Restic reports files as new after adding directories to include in a snapshot

Hi there,

Firstly, thanks for providing some great software!

I have a question regarding snapshots. I am running restic 0.9.0.

If I init a new repository and then do a backup with the command:

restic backup —verbose=9 —files-from files-to-include-in-backup.txt

all looks ok and restic reports that all files added to the repository are “new”.

The file “files-to-include-in-backup.txt” looks like this:

/bigdata

If I run the restic command again, it now runs much faster and restic reports that:

  • all files under /bigdata are “unchanged”.

If I now add another line to the file “files-to-include-in-backup.txt” so it looks like this:

/bigdata
/smalldata

and run the restic command again, then it reports that:

  • all the files under /smalldata are “new” (which I was expecting)
  • all files under /bigdata are “new” (which is not what I was expecting)

So my questions are:

  1. Is this expected behaviour?
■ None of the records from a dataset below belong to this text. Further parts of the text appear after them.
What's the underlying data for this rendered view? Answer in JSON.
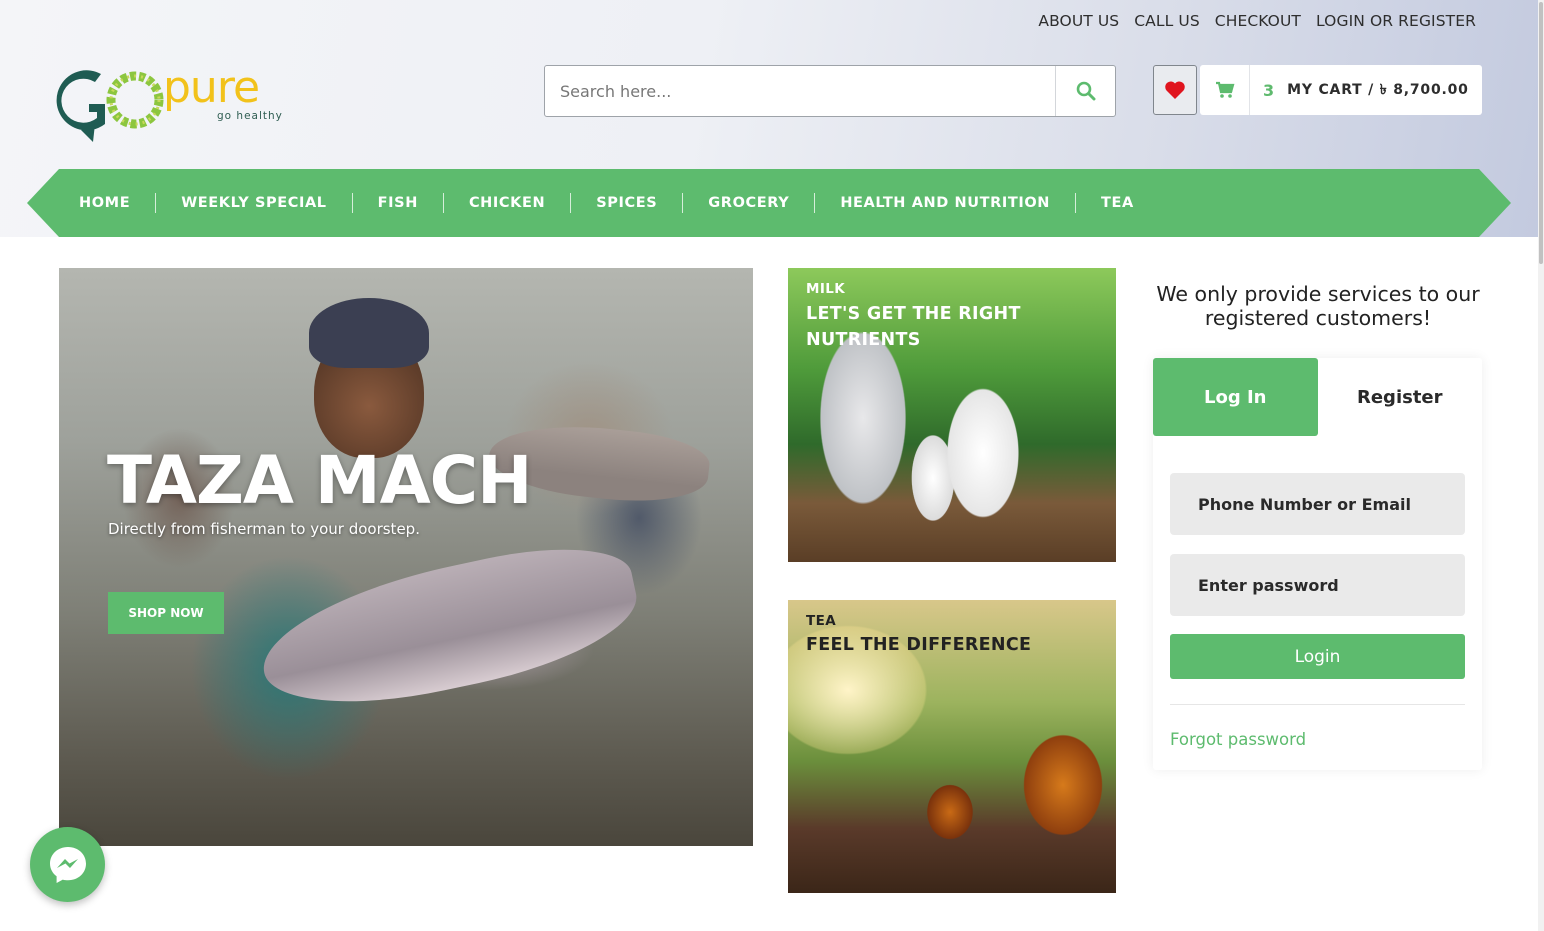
{
  "top_links": [
    "ABOUT US",
    "CALL US",
    "CHECKOUT",
    "LOGIN OR REGISTER"
  ],
  "logo": {
    "pure": "pure",
    "tagline": "go healthy"
  },
  "search": {
    "placeholder": "Search here...",
    "icon": "search-icon"
  },
  "wishlist": {
    "icon": "heart-icon"
  },
  "cart": {
    "icon": "cart-icon",
    "count": "3",
    "label": "MY CART / ৳ 8,700.00"
  },
  "nav": [
    "HOME",
    "WEEKLY SPECIAL",
    "FISH",
    "CHICKEN",
    "SPICES",
    "GROCERY",
    "HEALTH AND NUTRITION",
    "TEA"
  ],
  "hero": {
    "title": "TAZA MACH",
    "subtitle": "Directly from fisherman to your doorstep.",
    "cta": "SHOP NOW"
  },
  "promos": [
    {
      "kicker": "MILK",
      "headline": "LET'S GET THE RIGHT NUTRIENTS"
    },
    {
      "kicker": "TEA",
      "headline": "FEEL THE DIFFERENCE"
    }
  ],
  "auth": {
    "notice": "We only provide services to our registered customers!",
    "tab_login": "Log In",
    "tab_register": "Register",
    "identity_placeholder": "Phone Number or Email",
    "password_placeholder": "Enter password",
    "login_button": "Login",
    "forgot": "Forgot password"
  },
  "messenger": {
    "icon": "messenger-icon"
  },
  "colors": {
    "brand_green": "#5dbb6e",
    "logo_teal": "#1f5c53",
    "logo_yellow": "#f2c21b"
  }
}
In particular, after adding the /smalldata line to the file and running the backup, I was expecting the files under /bigdata to be reported as “unchanged”.

  2. Does the repository now have two copies of my /bigdata directory?

Thanks,

John Isles

It does look like the expected behavior, although it might not be the most reasonable one.

Restic groups snapshots by “directory”. Your first backup has directory “/bigdata”, while your second backup has directory “/bigdata + /smalldata”. Since these two values are different, restic reports all files in your second backup as new.

However, your data is not duplicated in the repository. Restic can deduplicate across directories. You should be able to see this from the reported Added: <size>.
Or run restic diff to check.

And related: When this PR gets merged, you’ll be able to find out precisely how much deduplication is happening.

You can use --parent snapshot-id to circumvent this behavior and use a certain snapshot as anchor.